The document said that only one out of all the members of the focus group downloaded a Gold file while a few "had heard of them but thought they needed to be paid for".

Universal Music Australia lead barrister Tony Bannon pushed for the admission of the document saying that "It is one link in the chain showing [the respondents] are genuinely and specifically aware users are using [Kazaa] as an engine of piracy and they are taking no steps to restrain it. In fact, they are encouraging it."

In the document, the Sharman parties recommended "to educate users about Gold icons" emphasising that these files are "better quality files, rights protected (particularly for local artists) and 80 percent of it [is] free."

The party considered putting a "sample a gold icon link" on the homepage for users to test. The document stated that the Sharman parties think the "largest challenge is to step users up from not paying to paying [for the music files]...however, if educated about the benefits, particularly x percent are free, and the content in this range is desirable, the users will be more likely to download and this download is more likely to become habitual."

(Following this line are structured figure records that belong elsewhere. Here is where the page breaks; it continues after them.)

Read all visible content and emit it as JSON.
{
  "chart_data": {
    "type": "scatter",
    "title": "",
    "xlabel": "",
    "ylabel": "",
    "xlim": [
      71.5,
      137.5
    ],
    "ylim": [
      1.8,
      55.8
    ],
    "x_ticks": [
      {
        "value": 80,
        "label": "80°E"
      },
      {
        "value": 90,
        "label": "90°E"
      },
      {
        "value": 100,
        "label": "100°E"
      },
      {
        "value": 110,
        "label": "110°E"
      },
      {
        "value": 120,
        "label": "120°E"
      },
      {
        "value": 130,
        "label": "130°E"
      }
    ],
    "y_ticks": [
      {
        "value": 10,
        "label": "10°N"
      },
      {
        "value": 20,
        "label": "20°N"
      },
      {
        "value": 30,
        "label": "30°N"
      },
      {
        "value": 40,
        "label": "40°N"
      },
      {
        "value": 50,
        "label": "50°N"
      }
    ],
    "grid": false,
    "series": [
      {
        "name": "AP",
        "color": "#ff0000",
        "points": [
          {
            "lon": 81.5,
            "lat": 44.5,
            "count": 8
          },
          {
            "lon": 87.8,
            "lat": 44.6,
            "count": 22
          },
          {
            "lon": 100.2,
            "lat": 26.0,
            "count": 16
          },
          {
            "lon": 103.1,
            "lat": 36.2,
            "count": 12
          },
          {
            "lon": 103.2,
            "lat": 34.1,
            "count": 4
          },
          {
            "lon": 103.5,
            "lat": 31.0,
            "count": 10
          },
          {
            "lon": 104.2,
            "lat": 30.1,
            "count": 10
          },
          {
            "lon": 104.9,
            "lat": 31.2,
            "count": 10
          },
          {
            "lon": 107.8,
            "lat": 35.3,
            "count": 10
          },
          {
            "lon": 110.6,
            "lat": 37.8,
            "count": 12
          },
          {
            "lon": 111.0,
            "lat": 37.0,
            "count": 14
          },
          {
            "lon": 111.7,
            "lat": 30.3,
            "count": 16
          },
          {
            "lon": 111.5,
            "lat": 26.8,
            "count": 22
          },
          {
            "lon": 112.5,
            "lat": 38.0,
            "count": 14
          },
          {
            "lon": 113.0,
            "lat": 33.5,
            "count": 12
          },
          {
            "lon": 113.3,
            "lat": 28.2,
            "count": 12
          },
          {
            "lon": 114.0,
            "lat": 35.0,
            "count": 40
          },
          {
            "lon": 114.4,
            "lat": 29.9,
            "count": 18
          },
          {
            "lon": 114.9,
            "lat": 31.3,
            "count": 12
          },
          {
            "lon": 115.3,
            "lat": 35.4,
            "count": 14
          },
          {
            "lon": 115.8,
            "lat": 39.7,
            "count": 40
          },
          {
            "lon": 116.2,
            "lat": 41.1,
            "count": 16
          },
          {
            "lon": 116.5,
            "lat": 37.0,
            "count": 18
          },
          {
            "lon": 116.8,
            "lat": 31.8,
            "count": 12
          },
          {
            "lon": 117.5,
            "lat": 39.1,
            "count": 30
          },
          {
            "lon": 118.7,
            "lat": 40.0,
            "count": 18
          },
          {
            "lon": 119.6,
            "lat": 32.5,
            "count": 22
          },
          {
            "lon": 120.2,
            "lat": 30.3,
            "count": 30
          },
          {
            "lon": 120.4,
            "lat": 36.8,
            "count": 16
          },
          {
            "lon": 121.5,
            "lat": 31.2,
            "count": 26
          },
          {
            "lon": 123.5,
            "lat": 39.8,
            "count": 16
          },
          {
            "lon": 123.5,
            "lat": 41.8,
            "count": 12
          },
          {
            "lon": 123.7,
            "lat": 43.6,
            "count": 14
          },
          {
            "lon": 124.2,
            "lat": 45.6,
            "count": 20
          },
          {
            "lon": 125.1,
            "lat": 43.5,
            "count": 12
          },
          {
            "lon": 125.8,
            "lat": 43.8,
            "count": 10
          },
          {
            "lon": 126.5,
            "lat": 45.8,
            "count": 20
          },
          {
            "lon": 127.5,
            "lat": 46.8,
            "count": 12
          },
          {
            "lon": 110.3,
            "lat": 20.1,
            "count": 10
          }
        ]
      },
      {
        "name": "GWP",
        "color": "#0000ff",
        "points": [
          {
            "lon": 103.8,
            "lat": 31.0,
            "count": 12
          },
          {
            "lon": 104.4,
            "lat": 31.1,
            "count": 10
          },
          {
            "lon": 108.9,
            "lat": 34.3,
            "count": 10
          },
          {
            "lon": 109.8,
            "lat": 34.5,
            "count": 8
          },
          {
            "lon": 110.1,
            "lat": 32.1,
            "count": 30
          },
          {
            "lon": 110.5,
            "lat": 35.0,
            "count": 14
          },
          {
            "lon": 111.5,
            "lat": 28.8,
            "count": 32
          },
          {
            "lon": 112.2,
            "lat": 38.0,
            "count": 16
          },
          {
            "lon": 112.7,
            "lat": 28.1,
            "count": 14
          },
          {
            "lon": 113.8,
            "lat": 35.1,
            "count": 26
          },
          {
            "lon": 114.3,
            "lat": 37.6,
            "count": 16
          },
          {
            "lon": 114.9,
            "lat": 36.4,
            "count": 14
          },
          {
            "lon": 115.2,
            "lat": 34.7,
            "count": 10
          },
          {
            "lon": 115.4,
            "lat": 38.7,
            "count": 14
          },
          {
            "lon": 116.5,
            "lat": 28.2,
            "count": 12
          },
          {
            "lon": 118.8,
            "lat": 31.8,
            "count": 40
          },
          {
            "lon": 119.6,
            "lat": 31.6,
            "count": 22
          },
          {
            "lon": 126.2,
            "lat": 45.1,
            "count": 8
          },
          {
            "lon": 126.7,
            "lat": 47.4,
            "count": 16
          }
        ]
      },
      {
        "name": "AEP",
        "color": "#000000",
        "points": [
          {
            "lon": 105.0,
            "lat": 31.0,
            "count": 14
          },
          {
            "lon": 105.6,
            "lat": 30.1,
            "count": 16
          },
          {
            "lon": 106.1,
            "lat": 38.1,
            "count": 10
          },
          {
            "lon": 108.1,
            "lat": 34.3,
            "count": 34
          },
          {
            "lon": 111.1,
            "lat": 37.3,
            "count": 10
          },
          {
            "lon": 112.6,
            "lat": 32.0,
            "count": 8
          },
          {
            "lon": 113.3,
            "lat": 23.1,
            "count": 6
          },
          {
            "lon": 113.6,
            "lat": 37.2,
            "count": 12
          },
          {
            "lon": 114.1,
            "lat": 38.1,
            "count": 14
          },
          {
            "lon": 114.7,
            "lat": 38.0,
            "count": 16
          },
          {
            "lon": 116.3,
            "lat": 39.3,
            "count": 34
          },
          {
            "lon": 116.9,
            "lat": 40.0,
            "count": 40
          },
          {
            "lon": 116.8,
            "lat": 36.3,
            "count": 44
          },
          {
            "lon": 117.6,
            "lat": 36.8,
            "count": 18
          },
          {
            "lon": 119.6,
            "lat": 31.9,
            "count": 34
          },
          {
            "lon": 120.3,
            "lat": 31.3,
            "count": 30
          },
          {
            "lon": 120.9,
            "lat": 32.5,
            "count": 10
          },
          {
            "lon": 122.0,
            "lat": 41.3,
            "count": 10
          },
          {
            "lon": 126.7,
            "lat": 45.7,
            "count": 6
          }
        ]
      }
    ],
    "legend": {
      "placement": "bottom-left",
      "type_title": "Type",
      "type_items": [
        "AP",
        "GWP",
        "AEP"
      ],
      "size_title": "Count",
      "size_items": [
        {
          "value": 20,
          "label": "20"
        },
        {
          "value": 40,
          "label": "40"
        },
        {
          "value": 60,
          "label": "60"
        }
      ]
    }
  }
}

Following Justice Murray Wilcox' order the documents being held by Sharman Networks parties' former lawyers from Philips Fox be handed over, the respondents asked for more time to sort out the documents that need to be left confidential as part of the legal professional privilege.

Legal professional privilege is a privilege recognised by the court to protect the confidentiality of communication between solicitor and client.

The respondents agreed to make a list of documents where the legal professional privilege can be waived which will be presented in court tomorrow morning. The documents contain the legal advice that Sharman Networks received from Sydney-based firm Philips Fox regarding copyright infringement.

Justice Wilcox also announced today that closing statements will be held March 22 and 23 in 2005.